The situation is even better than this data looks. The general trend from 2013 until the passage of the OBBBA in mid-2025 has been for federal student loan policy to become more and more and more generous. Interest rates dropped precipitously, at least until 2022. Every new IDR that came along was more generous than the last. When SAVE was implemented, it was so good for borrowers that the states freaked out and took it to court (where it lost). Perhaps 50% of indebted doctors are taking jobs after training, at least for a few years, that qualify for Public Service Loan Forgiveness (PSLF). The pandemic-induced student loan holiday turned student loans from a burden into a no-payments-required, 0%-interest-rate breeze for 3 1/2 years. Some people received PSLF without ever paying even a five-figure total amount toward their student loans.
On average, doctors weren’t squeezed by dropping incomes and rising costs of education. I was wrong. I projected current trends at the time out into the future, and the future did not resemble the past. Now the pendulum has swung back a bit with OBBBA. Repayment Assistance Plan (RAP) is not nearly as good as SAVE was supposed to be, and new borrowers aren’t going to have the ability to pay for all of med school with public money. But PSLF was basically unchanged.
Even so, this is not the squeeze doctors are feeling. There are two squeezes they’re really feeling that I didn’t write about at all in 2013.
The Housing Crisis
The biggest financial issue in America today is the housing crisis, and that’s no different for doctors. The median home in America now costs more than $420,000. That’s a lot of money when the median household income is just $80,000. Buying a house that costs six times your income is a fool’s move. There is massive regional and neighborhood variation as well. In 2010, we bought our home for well under half a million dollars. Here’s a current Zillow map showing houses for sale in the area we looked at in 2010.
Nothing in my neighborhood has been listed for a six-figure amount for a long time. And Utah isn’t even really a high-cost-of-living area (HCOLA). Median housing prices in HCOLAs include:
- San Francisco: $1.27 million
- Washington DC: $594,000
- Boston: $780,000
- Manhattan: $1.17 million
And what kind of a doctor, earning in the top 1%-3%, wants to live in the MEDIAN house? The doctor houses cost twice that much. At least.
I should have had a chapter in that book telling you to buy your house now, even if you were still in junior high. Student loans aren’t the big problem in most young physicians’ financial lives. Their house/mortgage is.
More information here:
How to Buy a House the Right Way
How to Help Your Child Buy a Home
The Burnout Crisis
You know what else I missed while penning that book 12 years ago? How big a deal burnout would be. I recently had a discussion with a surgeon almost my age. He had been totally burned out, and the solution ended up being a change in the employment situation to one where he (and his spouse) were paid 1/3 less (at least initially) to regain control over their work environment and to exit a toxic one. This isn’t uncommon. In fact, it might be the norm to have burnout by mid-career.

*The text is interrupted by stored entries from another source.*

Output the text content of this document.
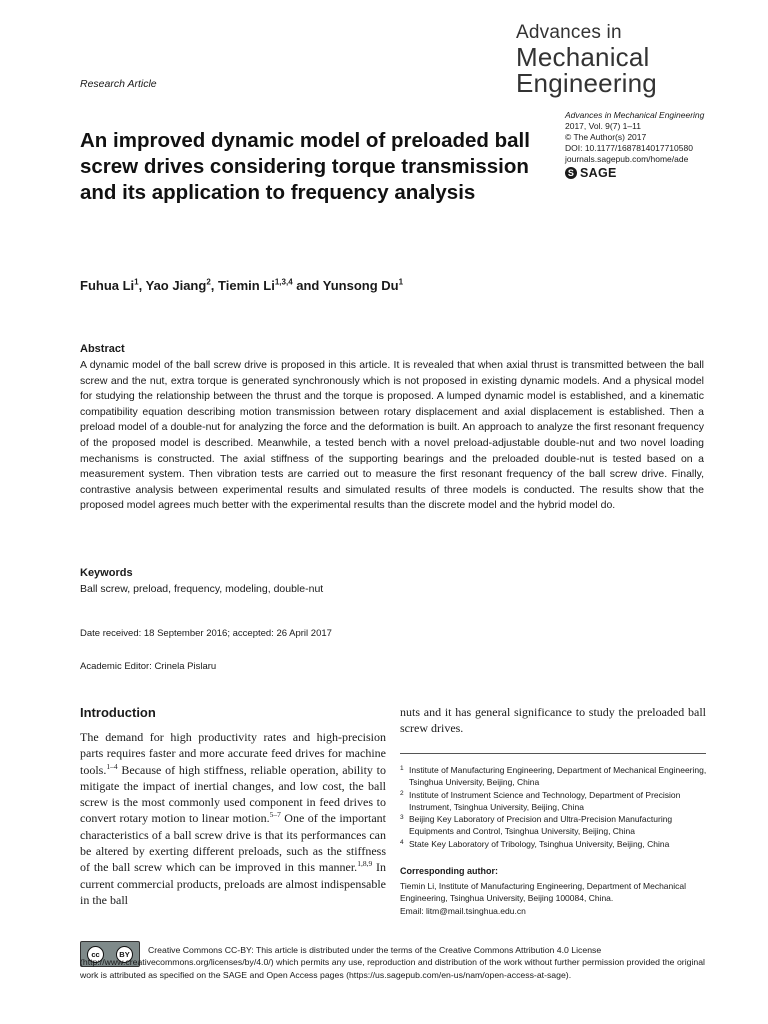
Advances in
Mechanical
Engineering
Research Article
Advances in Mechanical Engineering
2017, Vol. 9(7) 1–11
© The Author(s) 2017
DOI: 10.1177/1687814017710580
journals.sagepub.com/home/ade
S SAGE
An improved dynamic model of preloaded ball screw drives considering torque transmission and its application to frequency analysis
Fuhua Li$^1$, Yao Jiang$^2$, Tiemin Li$^{1,3,4}$ and Yunsong Du$^1$
Abstract
A dynamic model of the ball screw drive is proposed in this article. It is revealed that when axial thrust is transmitted between the ball screw and the nut, extra torque is generated synchronously which is not proposed in existing dynamic models. And a physical model for studying the relationship between the thrust and the torque is proposed. A lumped dynamic model is established, and a kinematic compatibility equation describing motion transmission between rotary displacement and axial displacement is established. Then a preload model of a double-nut for analyzing the force and the deformation is built. An approach to analyze the first resonant frequency of the proposed model is described. Meanwhile, a tested bench with a novel preload-adjustable double-nut and two novel loading mechanisms is constructed. The axial stiffness of the supporting bearings and the preloaded double-nut is tested based on a measurement system. Then vibration tests are carried out to measure the first resonant frequency of the ball screw drive. Finally, contrastive analysis between experimental results and simulated results of three models is conducted. The results show that the proposed model agrees much better with the experimental results than the discrete model and the hybrid model do.
Keywords
Ball screw, preload, frequency, modeling, double-nut
Date received: 18 September 2016; accepted: 26 April 2017
Academic Editor: Crinela Pislaru
Introduction
The demand for high productivity rates and high-precision parts requires faster and more accurate feed drives for machine tools.$^{1-4}$ Because of high stiffness, reliable operation, ability to mitigate the impact of inertial changes, and low cost, the ball screw is the most commonly used component in feed drives to convert rotary motion to linear motion.$^{5-7}$ One of the important characteristics of a ball screw drive is that its performances can be altered by exerting different preloads, such as the stiffness of the ball screw which can be improved in this manner.$^{1,8,9}$ In current commercial products, preloads are almost indispensable in the ball
nuts and it has general significance to study the preloaded ball screw drives.
1 Institute of Manufacturing Engineering, Department of Mechanical Engineering, Tsinghua University, Beijing, China
2 Institute of Instrument Science and Technology, Department of Precision Instrument, Tsinghua University, Beijing, China
3 Beijing Key Laboratory of Precision and Ultra-Precision Manufacturing Equipments and Control, Tsinghua University, Beijing, China
4 State Key Laboratory of Tribology, Tsinghua University, Beijing, China
Corresponding author:
Tiemin Li, Institute of Manufacturing Engineering, Department of Mechanical Engineering, Tsinghua University, Beijing 100084, China.
Email: litm@mail.tsinghua.edu.cn
cc	BY	Creative Commons CC-BY: This article is distributed under the terms of the Creative Commons Attribution 4.0 License
(http://www.creativecommons.org/licenses/by/4.0/) which permits any use, reproduction and distribution of the work without further permission provided the original work is attributed as specified on the SAGE and Open Access pages (https://us.sagepub.com/en-us/nam/open-access-at-sage).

Look at this chart from a recent Medscape survey.
Burnout is the biggest financial risk to your career. You can insure against disability but not burnout. This has become a much larger focus of what we do here at WCI over the last decade. Half of WCICON content is now about wellness and burnout, and those are often the best attended and most appreciated sessions.
The bottom line is that the Big Squeeze showed up after all, and being financially prepared for it was a good move. But the Big Squeeze wasn’t between dropping income and student loans. It was between housing costs and burnout.
What do you think? What have been the biggest financial challenges of your career? How big a role have maintaining income, dealing with student loans, buying housing, and staving off burnout taken?